Gulp.js get filename from .src()

Question

I'm trying to use gulp-proceesshtml (https://github.com/julien/gulp-processhtml) to remove some unwanted code in my build version, the problem is that the task requires a filename to be given.

gulp.src('test.html').pipe(processhtml('test.html'));

But I can't figure out how this would work when I'm processing all HTML files in a folder

gulp.src('*.html).pipe(processhtml('filename here'));

Answer 1

Personally, it sounds like that's the wrong plugin for what you are trying to accomplish.

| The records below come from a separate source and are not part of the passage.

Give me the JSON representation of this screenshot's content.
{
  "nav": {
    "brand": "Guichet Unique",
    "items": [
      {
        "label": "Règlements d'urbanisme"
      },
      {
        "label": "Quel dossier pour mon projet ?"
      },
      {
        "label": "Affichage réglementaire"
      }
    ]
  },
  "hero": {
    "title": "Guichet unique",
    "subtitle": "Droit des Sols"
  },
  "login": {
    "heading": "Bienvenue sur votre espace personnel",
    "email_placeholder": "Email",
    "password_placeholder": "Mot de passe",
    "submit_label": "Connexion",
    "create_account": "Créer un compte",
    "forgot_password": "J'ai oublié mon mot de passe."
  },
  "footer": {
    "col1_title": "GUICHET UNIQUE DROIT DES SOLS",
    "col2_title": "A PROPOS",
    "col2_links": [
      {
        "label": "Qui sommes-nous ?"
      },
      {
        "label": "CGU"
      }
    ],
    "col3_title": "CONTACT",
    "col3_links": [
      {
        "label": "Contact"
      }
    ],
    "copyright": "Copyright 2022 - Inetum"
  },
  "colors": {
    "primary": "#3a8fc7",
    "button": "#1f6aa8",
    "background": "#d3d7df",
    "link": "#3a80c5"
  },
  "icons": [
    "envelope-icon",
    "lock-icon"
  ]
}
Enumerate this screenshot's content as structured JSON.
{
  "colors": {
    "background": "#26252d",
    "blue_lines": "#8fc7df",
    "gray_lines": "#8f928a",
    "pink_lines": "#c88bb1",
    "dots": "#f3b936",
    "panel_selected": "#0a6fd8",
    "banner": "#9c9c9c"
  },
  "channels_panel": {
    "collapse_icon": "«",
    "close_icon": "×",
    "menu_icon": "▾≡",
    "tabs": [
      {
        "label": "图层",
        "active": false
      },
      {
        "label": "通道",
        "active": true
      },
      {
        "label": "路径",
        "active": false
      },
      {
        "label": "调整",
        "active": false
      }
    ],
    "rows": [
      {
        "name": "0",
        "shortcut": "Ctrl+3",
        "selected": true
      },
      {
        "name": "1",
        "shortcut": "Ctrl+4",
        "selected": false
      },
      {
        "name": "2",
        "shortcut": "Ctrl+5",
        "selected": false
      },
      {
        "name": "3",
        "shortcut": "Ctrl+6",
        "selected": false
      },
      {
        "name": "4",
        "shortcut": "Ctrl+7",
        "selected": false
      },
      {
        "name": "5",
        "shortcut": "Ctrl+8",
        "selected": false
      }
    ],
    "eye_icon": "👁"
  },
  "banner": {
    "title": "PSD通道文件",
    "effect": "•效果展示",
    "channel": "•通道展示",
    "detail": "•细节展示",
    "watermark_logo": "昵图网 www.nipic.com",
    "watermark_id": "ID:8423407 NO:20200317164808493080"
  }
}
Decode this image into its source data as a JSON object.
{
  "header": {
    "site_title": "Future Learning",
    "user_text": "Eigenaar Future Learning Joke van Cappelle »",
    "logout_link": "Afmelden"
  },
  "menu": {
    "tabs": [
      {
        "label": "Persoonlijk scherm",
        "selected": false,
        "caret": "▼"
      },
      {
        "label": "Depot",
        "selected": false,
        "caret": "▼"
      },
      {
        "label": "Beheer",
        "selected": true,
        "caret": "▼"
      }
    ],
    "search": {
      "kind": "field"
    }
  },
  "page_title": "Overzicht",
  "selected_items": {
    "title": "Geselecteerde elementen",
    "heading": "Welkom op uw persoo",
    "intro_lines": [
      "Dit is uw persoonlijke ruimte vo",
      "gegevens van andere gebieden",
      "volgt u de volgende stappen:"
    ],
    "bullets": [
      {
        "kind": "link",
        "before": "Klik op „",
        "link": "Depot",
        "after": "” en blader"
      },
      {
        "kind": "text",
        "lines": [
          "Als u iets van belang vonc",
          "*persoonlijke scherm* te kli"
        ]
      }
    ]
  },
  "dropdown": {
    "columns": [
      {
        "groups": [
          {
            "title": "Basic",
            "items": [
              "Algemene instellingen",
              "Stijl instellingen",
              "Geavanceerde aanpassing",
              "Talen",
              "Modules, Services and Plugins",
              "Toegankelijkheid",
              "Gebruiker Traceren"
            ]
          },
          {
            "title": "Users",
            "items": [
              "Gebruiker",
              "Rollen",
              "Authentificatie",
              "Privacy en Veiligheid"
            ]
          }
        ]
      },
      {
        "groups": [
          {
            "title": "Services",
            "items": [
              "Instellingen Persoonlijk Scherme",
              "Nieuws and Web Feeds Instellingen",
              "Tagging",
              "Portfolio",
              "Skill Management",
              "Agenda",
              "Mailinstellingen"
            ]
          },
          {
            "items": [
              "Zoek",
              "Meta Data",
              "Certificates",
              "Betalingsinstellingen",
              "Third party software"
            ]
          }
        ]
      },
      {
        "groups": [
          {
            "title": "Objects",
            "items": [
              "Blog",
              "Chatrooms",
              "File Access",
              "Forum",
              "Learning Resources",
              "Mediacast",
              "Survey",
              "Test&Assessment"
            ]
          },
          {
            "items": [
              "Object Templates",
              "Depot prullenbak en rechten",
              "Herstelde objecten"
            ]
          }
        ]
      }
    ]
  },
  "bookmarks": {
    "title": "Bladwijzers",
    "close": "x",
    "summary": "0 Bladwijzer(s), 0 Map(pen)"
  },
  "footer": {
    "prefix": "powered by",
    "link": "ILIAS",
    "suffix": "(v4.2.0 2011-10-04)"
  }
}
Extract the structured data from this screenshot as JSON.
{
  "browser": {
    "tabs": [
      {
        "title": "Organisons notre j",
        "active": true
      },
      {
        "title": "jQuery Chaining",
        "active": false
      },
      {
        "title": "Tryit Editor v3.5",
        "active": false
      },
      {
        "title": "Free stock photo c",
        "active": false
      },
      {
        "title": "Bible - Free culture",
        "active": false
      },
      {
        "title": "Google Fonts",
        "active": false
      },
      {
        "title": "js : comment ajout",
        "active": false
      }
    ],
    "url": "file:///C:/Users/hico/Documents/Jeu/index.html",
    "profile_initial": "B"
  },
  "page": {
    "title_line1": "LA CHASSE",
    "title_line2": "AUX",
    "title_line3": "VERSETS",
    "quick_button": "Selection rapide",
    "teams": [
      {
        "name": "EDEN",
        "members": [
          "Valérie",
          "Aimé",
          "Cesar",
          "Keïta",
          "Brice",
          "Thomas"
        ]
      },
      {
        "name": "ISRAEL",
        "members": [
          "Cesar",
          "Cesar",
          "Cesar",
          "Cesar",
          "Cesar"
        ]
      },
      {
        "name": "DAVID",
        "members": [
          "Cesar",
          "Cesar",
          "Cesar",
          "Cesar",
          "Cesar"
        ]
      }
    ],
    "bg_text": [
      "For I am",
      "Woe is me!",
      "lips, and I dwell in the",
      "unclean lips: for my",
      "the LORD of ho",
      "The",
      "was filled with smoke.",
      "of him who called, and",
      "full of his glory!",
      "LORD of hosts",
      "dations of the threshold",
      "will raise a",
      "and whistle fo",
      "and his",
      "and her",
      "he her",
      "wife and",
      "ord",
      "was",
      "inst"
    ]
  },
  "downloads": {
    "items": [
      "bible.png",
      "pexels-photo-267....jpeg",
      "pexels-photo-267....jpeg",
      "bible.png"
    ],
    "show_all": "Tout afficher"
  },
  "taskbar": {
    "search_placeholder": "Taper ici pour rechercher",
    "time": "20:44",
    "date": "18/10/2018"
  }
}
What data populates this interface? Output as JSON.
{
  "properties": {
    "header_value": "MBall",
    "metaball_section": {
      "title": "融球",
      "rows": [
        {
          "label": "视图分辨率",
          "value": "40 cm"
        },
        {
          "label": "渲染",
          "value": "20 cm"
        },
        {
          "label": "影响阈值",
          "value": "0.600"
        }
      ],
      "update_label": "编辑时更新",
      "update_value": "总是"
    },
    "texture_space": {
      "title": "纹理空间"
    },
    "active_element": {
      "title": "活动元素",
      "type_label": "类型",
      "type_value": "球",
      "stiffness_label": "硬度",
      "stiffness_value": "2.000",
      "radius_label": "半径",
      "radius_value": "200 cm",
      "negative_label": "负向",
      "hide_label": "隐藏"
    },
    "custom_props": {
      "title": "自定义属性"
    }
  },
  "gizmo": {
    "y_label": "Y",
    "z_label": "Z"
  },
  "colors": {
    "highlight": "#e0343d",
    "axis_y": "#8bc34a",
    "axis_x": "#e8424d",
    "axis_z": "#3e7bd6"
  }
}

See below.

However, because it's not clear what you are using it for, you can be able to use node-glob to process each file one-by-one:

var glob = require('glob')
    // you also need event-stream for merging the streams
    es = require('event-stream');

gulp.task('myTask', function() {
    var files = glob.sync('*.html'),
        streams;
    streams = files.map(function(file) {
                // add the *base* option if your files are stored in
                // multiple subdirectories
        return gulp.src(file, {base: 'relative/base/path'})
                // may need require('path').filename(file)
                .pipe(processhtml(file));
    });

    return es.merge.apply(es, streams);
});

This will create a single asynchronous stream out of every file that matches your initial pattern.

---

For simply removing some text from your files, you can use gulp-replace, like so:

var replace = require('gulp-replace');

gulp.src('*.html')
   // replaces all text between
   // <!-- remove-this --> and <!-- /remove-this -->
   .pipe(replace(/<!--\s*remove-this\s*-->[\s\S]*?<!--\s*\/remove-this\s*-->/g, ''));